FAQ

The following information provides responses to frequently asked questions about the Welding Technology program.

What is Welding Technology?

The scope of welding continues to grow as technological advancements improve its accuracy, quality, and versatility. Welding is no longer about working on a manufacturing line; welders of today have versatile skills to meet growing industry demands.

The welder of today is learning advanced skills to be successful in the world of tomorrow. It is not uncommon to find welders operate robots or use automated systems using cutting edge technology like lasers and electron beams. As technological needs advance, welders are learning to adapt to an evolving market, using computers and program software for daily operations. Fabrication skills, processes, and techniques are fast becoming the new standard.

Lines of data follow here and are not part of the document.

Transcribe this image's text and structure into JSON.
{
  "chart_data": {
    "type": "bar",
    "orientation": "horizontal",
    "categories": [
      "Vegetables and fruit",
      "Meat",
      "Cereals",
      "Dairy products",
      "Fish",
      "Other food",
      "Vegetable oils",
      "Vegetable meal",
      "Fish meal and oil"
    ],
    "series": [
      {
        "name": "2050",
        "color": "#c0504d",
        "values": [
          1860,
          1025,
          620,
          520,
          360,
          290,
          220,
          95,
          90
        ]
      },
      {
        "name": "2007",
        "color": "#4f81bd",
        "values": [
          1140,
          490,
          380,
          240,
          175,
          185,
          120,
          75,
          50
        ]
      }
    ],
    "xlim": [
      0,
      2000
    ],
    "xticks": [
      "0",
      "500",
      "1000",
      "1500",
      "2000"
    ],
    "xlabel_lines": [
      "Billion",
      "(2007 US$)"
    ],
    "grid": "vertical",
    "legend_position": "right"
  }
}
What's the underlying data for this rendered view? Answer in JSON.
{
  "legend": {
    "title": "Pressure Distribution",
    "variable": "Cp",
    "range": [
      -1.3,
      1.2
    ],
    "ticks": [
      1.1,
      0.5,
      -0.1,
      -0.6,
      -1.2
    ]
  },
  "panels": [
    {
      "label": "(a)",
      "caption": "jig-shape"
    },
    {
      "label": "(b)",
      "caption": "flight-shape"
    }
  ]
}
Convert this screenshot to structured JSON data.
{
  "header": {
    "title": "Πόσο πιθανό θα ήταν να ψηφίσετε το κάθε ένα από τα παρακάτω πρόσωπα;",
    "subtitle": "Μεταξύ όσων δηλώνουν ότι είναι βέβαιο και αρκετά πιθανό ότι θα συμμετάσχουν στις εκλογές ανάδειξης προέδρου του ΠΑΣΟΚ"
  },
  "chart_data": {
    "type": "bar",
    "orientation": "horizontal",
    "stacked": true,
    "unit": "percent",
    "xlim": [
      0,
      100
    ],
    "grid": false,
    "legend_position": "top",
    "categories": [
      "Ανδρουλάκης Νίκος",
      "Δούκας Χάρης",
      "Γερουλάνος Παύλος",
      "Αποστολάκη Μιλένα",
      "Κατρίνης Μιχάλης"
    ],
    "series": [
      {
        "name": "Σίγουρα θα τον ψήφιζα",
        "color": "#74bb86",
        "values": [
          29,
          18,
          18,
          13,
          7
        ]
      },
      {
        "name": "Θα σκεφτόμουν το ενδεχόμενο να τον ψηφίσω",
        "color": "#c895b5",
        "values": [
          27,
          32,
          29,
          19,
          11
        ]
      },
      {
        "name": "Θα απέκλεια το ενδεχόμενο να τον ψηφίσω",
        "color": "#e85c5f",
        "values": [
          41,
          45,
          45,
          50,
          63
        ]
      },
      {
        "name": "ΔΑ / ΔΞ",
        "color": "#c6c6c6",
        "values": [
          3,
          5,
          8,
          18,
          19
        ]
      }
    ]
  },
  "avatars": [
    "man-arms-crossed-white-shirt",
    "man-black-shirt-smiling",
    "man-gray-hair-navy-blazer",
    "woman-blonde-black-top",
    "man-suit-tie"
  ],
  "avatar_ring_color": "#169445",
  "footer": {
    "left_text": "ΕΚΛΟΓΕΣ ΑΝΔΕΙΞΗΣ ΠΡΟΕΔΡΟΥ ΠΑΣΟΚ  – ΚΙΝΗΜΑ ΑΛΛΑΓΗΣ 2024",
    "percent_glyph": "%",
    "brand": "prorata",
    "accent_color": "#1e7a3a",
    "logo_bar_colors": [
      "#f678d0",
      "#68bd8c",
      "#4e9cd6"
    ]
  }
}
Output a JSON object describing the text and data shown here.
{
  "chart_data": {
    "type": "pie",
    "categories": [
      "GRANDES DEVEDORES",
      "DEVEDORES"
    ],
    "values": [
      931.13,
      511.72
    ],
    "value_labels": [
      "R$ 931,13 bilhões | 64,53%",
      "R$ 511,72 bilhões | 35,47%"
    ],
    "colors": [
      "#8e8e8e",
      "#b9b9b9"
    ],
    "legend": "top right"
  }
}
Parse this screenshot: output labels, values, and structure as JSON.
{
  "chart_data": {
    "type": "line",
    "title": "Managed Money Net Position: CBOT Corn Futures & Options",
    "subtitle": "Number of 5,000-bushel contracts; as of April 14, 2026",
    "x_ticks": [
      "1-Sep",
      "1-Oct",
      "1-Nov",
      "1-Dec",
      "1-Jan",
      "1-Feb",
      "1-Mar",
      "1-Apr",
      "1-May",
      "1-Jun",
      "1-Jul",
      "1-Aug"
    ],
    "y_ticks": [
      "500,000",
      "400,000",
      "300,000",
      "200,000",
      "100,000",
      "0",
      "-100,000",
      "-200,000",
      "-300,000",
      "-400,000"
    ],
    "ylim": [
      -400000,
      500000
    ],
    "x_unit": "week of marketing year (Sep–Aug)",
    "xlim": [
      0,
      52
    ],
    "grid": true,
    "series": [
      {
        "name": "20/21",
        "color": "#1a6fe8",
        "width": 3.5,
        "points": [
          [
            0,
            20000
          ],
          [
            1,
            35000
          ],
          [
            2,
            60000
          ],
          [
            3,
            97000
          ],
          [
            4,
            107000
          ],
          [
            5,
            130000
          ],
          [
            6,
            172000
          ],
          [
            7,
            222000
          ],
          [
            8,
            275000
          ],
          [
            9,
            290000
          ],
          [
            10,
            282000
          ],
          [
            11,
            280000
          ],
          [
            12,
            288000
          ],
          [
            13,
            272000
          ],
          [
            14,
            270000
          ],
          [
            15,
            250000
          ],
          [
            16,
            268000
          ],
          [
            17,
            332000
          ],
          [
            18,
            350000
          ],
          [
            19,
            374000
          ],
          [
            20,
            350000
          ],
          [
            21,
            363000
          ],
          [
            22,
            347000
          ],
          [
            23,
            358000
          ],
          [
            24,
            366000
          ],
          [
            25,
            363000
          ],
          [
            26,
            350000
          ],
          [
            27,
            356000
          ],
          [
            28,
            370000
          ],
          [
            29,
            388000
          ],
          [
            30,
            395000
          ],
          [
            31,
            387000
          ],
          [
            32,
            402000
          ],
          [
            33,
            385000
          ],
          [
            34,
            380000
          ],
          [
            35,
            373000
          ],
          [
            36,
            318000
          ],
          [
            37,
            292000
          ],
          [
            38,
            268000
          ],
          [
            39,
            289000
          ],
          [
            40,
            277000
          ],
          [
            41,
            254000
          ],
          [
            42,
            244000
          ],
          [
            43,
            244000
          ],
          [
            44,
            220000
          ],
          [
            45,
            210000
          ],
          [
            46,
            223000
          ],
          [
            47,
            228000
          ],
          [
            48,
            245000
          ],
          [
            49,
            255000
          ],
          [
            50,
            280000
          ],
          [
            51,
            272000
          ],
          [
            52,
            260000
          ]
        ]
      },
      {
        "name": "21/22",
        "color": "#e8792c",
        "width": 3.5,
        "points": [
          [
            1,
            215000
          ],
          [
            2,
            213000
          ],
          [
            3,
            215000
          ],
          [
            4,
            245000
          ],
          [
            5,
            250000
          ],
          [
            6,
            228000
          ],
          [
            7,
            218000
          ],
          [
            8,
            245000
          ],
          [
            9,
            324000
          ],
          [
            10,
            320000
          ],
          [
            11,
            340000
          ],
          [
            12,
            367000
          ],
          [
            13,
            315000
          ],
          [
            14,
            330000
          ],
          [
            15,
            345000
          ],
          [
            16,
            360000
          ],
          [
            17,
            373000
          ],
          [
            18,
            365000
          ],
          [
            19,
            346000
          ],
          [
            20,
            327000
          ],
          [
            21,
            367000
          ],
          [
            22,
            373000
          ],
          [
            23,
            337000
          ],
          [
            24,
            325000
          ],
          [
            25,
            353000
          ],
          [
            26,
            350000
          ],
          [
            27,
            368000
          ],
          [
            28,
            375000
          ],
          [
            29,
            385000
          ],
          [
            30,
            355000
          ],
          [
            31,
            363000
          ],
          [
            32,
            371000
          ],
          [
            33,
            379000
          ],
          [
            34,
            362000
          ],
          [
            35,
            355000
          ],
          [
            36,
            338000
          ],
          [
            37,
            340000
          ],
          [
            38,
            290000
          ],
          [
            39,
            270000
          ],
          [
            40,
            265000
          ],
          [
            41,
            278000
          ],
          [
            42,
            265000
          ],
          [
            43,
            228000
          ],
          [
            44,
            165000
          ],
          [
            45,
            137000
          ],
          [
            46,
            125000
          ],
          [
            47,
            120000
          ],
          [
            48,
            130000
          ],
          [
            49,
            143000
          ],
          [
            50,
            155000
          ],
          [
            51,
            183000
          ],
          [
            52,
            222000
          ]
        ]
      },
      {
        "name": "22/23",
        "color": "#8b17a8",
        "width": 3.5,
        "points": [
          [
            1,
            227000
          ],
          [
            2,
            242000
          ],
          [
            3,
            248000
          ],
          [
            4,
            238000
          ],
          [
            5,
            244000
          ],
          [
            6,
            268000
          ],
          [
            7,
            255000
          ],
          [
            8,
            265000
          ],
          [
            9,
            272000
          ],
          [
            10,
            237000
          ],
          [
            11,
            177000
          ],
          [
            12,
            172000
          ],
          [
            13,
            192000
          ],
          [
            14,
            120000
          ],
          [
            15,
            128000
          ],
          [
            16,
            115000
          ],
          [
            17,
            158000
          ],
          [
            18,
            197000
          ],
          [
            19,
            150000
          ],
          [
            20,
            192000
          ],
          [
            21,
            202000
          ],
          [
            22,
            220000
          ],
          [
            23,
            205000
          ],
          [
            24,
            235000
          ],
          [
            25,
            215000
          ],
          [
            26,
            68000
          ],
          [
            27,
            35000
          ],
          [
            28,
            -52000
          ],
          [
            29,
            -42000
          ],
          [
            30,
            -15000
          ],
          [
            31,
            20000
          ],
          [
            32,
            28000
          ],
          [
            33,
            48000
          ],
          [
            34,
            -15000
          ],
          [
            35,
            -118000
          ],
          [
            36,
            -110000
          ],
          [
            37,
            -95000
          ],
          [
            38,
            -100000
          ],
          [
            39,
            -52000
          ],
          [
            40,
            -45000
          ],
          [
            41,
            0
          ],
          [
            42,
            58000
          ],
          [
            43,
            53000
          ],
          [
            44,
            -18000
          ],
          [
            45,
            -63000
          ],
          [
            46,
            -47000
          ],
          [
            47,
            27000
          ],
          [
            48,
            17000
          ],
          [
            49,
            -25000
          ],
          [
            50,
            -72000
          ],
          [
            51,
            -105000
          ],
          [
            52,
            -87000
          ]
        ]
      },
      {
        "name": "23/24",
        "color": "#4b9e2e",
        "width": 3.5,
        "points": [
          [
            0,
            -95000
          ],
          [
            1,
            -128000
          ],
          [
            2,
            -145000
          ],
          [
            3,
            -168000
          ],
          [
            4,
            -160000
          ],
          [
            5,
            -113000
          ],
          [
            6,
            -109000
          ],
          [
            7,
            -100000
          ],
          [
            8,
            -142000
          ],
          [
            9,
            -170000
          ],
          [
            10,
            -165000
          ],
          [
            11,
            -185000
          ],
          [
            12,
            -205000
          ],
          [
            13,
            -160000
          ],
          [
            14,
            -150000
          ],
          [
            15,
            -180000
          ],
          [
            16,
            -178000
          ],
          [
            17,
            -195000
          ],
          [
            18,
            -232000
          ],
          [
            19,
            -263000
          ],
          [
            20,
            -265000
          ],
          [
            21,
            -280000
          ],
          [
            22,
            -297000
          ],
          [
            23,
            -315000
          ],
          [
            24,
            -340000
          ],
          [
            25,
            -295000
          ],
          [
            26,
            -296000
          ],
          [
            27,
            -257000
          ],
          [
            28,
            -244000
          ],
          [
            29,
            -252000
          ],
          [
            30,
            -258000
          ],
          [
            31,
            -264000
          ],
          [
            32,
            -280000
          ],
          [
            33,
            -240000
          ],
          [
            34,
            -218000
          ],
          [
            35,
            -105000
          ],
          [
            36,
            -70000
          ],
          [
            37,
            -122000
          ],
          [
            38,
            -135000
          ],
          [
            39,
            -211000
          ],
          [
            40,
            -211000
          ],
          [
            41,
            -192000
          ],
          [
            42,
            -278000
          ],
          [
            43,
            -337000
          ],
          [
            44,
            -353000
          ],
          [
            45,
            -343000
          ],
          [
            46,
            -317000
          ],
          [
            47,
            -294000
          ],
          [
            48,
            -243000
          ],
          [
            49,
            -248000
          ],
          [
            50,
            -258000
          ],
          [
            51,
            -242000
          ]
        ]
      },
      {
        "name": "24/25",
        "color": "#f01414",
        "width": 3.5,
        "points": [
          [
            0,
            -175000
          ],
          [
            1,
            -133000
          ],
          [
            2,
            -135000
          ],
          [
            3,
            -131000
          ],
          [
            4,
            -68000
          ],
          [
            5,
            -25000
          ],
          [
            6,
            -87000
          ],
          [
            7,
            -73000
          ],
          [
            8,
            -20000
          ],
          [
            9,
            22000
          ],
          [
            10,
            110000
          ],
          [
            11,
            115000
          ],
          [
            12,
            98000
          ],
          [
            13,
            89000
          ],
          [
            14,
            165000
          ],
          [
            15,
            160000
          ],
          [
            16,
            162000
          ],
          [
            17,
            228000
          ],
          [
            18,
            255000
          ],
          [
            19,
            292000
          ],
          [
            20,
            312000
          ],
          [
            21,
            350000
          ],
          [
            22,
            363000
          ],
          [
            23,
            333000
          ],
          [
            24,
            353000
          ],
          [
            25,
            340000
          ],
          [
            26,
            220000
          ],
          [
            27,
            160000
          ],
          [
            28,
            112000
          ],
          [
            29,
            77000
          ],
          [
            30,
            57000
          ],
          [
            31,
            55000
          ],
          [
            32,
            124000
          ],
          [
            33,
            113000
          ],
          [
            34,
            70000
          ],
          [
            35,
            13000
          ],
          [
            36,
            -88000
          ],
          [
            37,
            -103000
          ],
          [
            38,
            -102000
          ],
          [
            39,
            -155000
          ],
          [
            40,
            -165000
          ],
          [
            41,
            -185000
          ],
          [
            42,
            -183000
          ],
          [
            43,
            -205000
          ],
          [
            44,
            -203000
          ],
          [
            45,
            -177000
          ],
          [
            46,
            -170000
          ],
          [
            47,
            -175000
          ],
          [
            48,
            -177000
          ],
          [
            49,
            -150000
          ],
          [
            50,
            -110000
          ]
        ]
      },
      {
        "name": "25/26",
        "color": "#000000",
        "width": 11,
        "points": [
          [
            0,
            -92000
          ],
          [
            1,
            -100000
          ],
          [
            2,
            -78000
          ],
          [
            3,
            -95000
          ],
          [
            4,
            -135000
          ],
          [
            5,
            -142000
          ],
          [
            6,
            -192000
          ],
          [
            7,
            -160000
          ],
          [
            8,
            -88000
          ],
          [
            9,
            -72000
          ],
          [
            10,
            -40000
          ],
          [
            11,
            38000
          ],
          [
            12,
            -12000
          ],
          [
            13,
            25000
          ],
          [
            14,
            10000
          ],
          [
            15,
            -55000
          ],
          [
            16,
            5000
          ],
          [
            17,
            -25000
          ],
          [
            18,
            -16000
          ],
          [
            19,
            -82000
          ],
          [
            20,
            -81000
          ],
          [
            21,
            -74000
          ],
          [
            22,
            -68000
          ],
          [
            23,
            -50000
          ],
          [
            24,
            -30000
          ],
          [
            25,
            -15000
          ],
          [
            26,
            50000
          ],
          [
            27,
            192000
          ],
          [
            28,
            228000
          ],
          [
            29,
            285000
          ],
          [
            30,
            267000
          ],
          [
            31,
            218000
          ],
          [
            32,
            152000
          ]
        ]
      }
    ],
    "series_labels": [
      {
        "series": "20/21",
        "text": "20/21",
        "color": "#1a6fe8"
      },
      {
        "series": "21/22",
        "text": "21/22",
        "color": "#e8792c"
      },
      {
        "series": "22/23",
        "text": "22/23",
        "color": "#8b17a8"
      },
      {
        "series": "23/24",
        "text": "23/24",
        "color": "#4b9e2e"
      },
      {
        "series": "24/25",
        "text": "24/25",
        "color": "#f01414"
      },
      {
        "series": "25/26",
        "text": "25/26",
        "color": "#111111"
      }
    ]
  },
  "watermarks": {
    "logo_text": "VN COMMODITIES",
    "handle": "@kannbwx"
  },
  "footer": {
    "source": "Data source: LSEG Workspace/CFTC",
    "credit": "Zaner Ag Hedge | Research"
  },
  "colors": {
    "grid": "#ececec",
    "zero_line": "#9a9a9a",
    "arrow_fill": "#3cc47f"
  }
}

Students who like problem-solving and enjoy designing and building with metal and have interests in fields like fabrication, materials engineering, robotics, lasers, computer programming, and systems integration will find excellent career opportunities in welding.

The American Welding Society is the largest organization in the world dedicated to advancing the science, technology, and application of welding and allied processes. For more information about welding or welding careers visit the American Welding Society at www.AWS.org.

Where can I learn more welding concepts before enrolling in the program?

Welded Sculpture serves as an excellent introductory course to welding fabrication that does not require pre-admittance into the Welding Technology program. The course focuses on welding and metal fabrication through design and model development techniques using the MIG welding process. Past student projects have included fountains, tables, lights, and 3-dimensional sculptures. 

What kinds of skills and qualities are needed to be successful?

Because welding cover so many different areas, specific qualities that help to be successful in this field are as follows:

  • Ability to bend and lift
  • Ability to work in confined spaces
  • Ability to work in a team structure
  • Basic mechanical ability
  • Effective problem-solving skills
  • Good eye-hand coordination
  • Manual dexterity
  • Patience
  • Proficient computer skills
  • Solid math skills

What types of welding will I learn? 

Our program offers training in a variety of welding formats that include: 

  • Gas Tungsten Arc Welding (GTAW) 
  • Gas Metal Arc Welding (GMAW) 
  • Flame Cutting 
  • Oxyfuel Welding and Cutting 
  • Plasma Cutting 
  • Shielded Metal Arc Welding (SMAW) 
  • Submerged Arc Welding

To complete Clark's Welding coursework, students are required to become certified in FCAW and one other process of their choice in either GTAW or SMAW processes.